Na Europa, resíduos orgânicos deixaram de ser apenas um problema ambiental para se tornar um ativo energético. O resultado é uma rede de mais de 1.600 plantas de biometano que fortalece a segurança energética, movimenta bilhões de reais por ano e impulsiona cadeias produtivas ligadas à economia circular.
O Brasil, porém, continua desperdiçando uma oportunidade singular. Segundo a ABiogás, o país possui potencial teórico de 120 milhões de m³ por dia de biometano, volume capaz de substituir parcela expressiva dos combustíveis fósseis consumidos atualmente. Ainda assim, apenas 21 plantas estão em operação.
O problema não é falta de recursos. Poucos países combinam um agronegócio de escala continental, uma das maiores produções pecuárias do planeta e grandes centros urbanos capazes de fornecer matéria-prima para uma robusta economia do biometano. O que hoje chamamos de resíduo poderia ser tratado como insumo estratégico.
O Espírito Santo retrata bem essa oportunidade. Duas plantas em processo de autorização pela ANP (Agência Nacional do Petróleo, Gás Natural e Biocombustíveis) têm previsão de produzir cerca de 60 mil m³ por dia a partir de resíduos sólidos urbanos, volume suficiente para abastecer aproximadamente 150 mil residências.

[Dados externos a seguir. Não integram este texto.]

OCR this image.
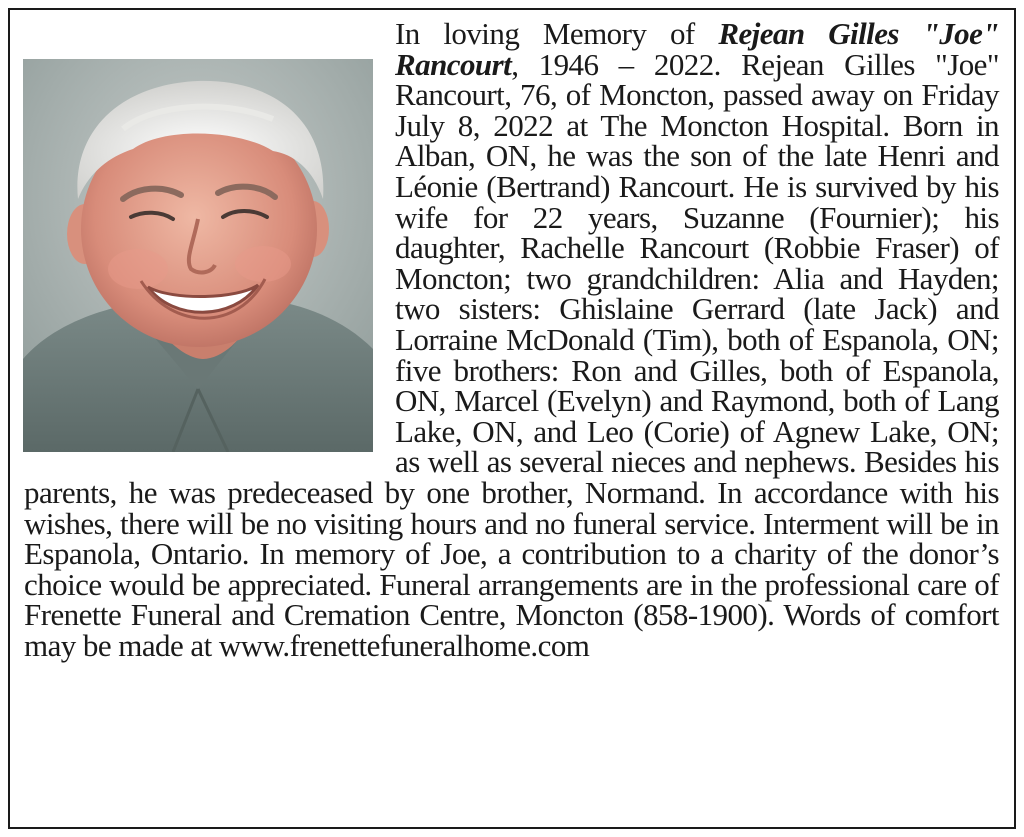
In loving Memory of Rejean Gilles "Joe" Rancourt, 1946 – 2022. Rejean Gilles "Joe" Rancourt, 76, of Moncton, passed away on Friday July 8, 2022 at The Moncton Hospital. Born in Alban, ON, he was the son of the late Henri and Léonie (Bertrand) Rancourt. He is survived by his wife for 22 years, Suzanne (Fournier); his daughter, Rachelle Rancourt (Robbie Fraser) of Moncton; two grandchildren: Alia and Hayden; two sisters: Ghislaine Gerrard (late Jack) and Lorraine McDonald (Tim), both of Espanola, ON; five brothers: Ron and Gilles, both of Espanola, ON, Marcel (Evelyn) and Raymond, both of Lang Lake, ON, and Leo (Corie) of Agnew Lake, ON; as well as several nieces and nephews. Besides his parents, he was predeceased by one brother, Normand. In accordance with his wishes, there will be no visiting hours and no funeral service. Interment will be in Espanola, Ontario. In memory of Joe, a contribution to a charity of the donor’s choice would be appreciated. Funeral arrangements are in the professional care of Frenette Funeral and Cremation Centre, Moncton (858-1900). Words of comfort may be made at www.frenettefuneralhome.com
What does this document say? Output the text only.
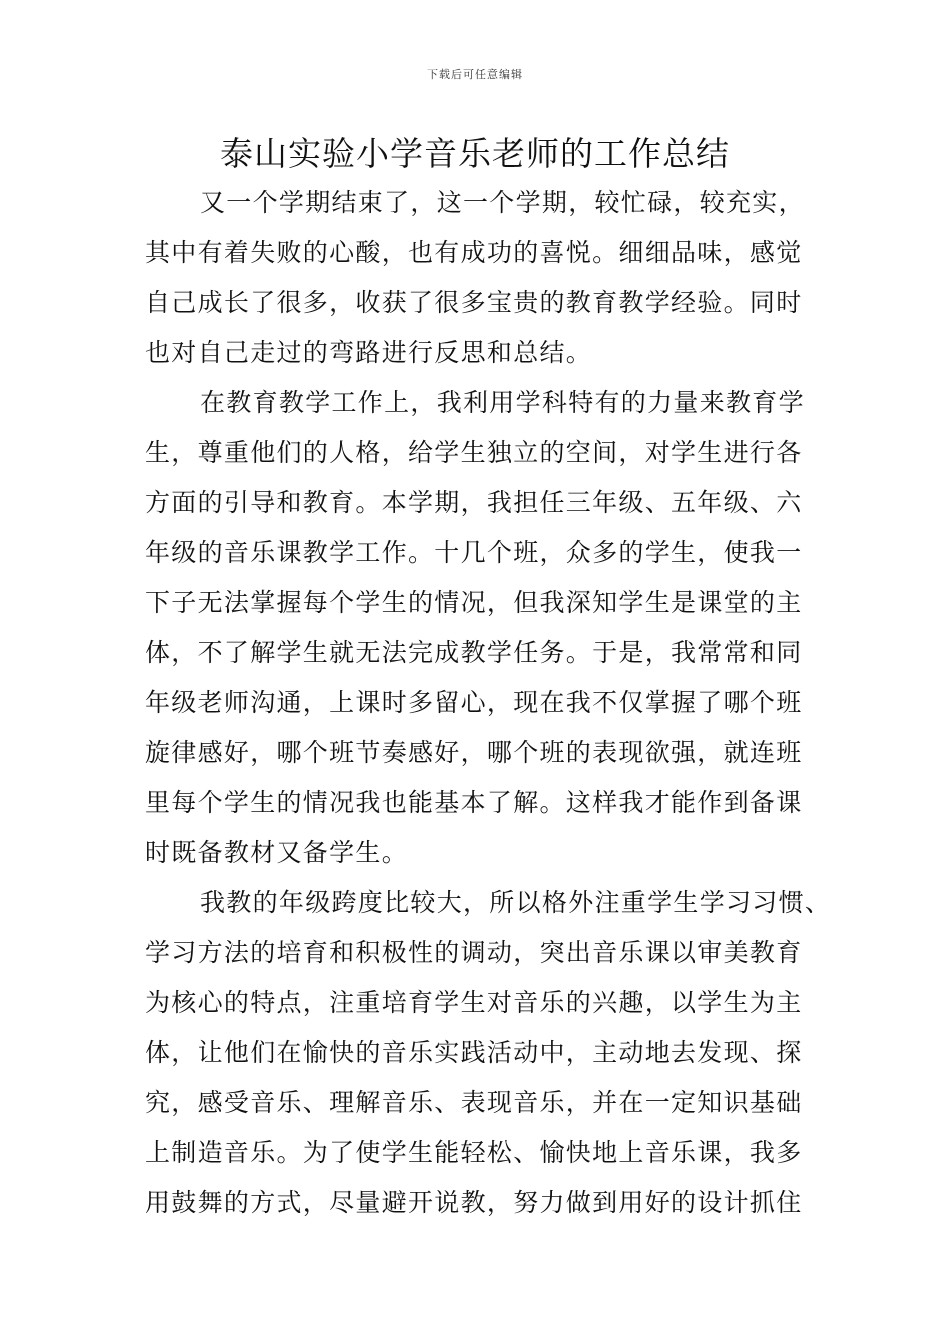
下载后可任意编辑
泰山实验小学音乐老师的工作总结
又一个学期结束了，这一个学期，较忙碌，较充实，
其中有着失败的心酸，也有成功的喜悦。细细品味，感觉
自己成长了很多，收获了很多宝贵的教育教学经验。同时
也对自己走过的弯路进行反思和总结。
在教育教学工作上，我利用学科特有的力量来教育学
生，尊重他们的人格，给学生独立的空间，对学生进行各
方面的引导和教育。本学期，我担任三年级、五年级、六
年级的音乐课教学工作。十几个班，众多的学生，使我一
下子无法掌握每个学生的情况，但我深知学生是课堂的主
体，不了解学生就无法完成教学任务。于是，我常常和同
年级老师沟通，上课时多留心，现在我不仅掌握了哪个班
旋律感好，哪个班节奏感好，哪个班的表现欲强，就连班
里每个学生的情况我也能基本了解。这样我才能作到备课
时既备教材又备学生。
我教的年级跨度比较大，所以格外注重学生学习习惯、
学习方法的培育和积极性的调动，突出音乐课以审美教育
为核心的特点，注重培育学生对音乐的兴趣，以学生为主
体，让他们在愉快的音乐实践活动中，主动地去发现、探
究，感受音乐、理解音乐、表现音乐，并在一定知识基础
上制造音乐。为了使学生能轻松、愉快地上音乐课，我多
用鼓舞的方式，尽量避开说教，努力做到用好的设计抓住
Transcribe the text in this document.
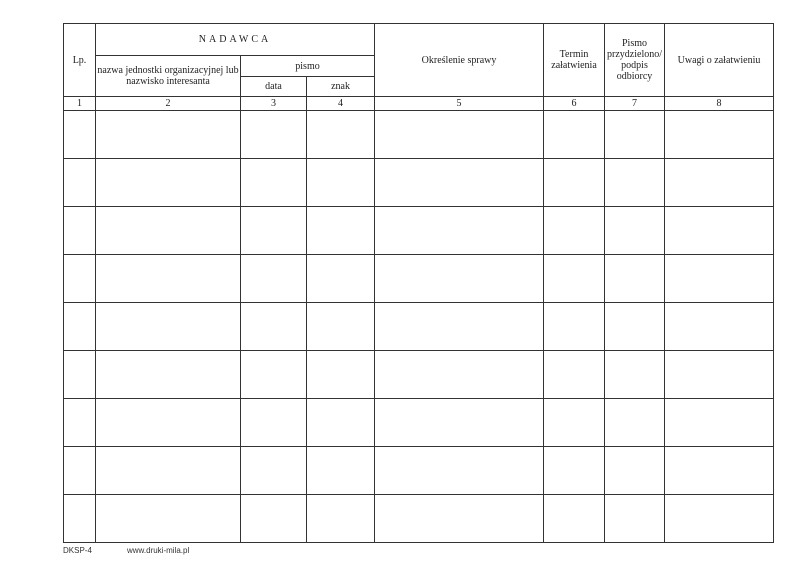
Lp.	NADAWCA			Określenie sprawy	Termin załatwienia	Pismo przydzielono/ podpis odbiorcy	Uwagi o załatwieniu
	nazwa jednostki organizacyjnej lub nazwisko interesanta	pismo					
		data	znak				
1	2	3	4	5	6	7	8

DKSP-4	www.druki-mila.pl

Em Santa Maria de Jetibá, maior polo produtor de ovos do Brasil, os resíduos da atividade avícola representam uma oportunidade concreta para geração de energia renovável, produção de biofertilizantes e diversificação da renda dos produtores.
Os avanços institucionais também começam a surgir. A ARSP (Agência de Regulação de Serviços Públicos do Espírito Santo) regulamentou a distribuição de biometano no estado, permitindo sua movimentação pela infraestrutura da ES Gás.
Ao mesmo tempo, o Plano Estadual de Descarbonização reafirma a meta capixaba de reduzir em 27% as emissões de gases de efeito estufa até 2030. A base regulatória está sendo construída. O desafio agora é transformar potencial em investimento.
É nesse ponto que a economia circular deixa de ser apenas um conceito ambiental e passa a ser uma estratégia econômica. Resíduo não é lixo. É recurso fora do lugar. Cada metro cúbico de biometano produzido reduz a dependência do preço internacional da molécula de gás natural, fortalece a competitividade da indústria, gera empregos qualificados e aumenta a arrecadação local. Não por acaso, este tema estará em destaque no Vitória Energy.
Durante décadas, acreditamos que a riqueza estava apenas no que extraímos do solo. A economia do século XXI mostra algo diferente, onde o valor também nasce da capacidade de reaproveitar aquilo que antes era considerado desperdício.
Para isso, será preciso estruturar melhor a cadeia produtiva e ampliar a consciência social de que resíduos também são ativos econômicos e ambientais.
Talvez o maior desperdício brasileiro não esteja nos aterros, nas granjas ou nas lavouras. Talvez esteja na incapacidade de enxergar que o resíduo de hoje pode ser a energia estratégica de amanhã”.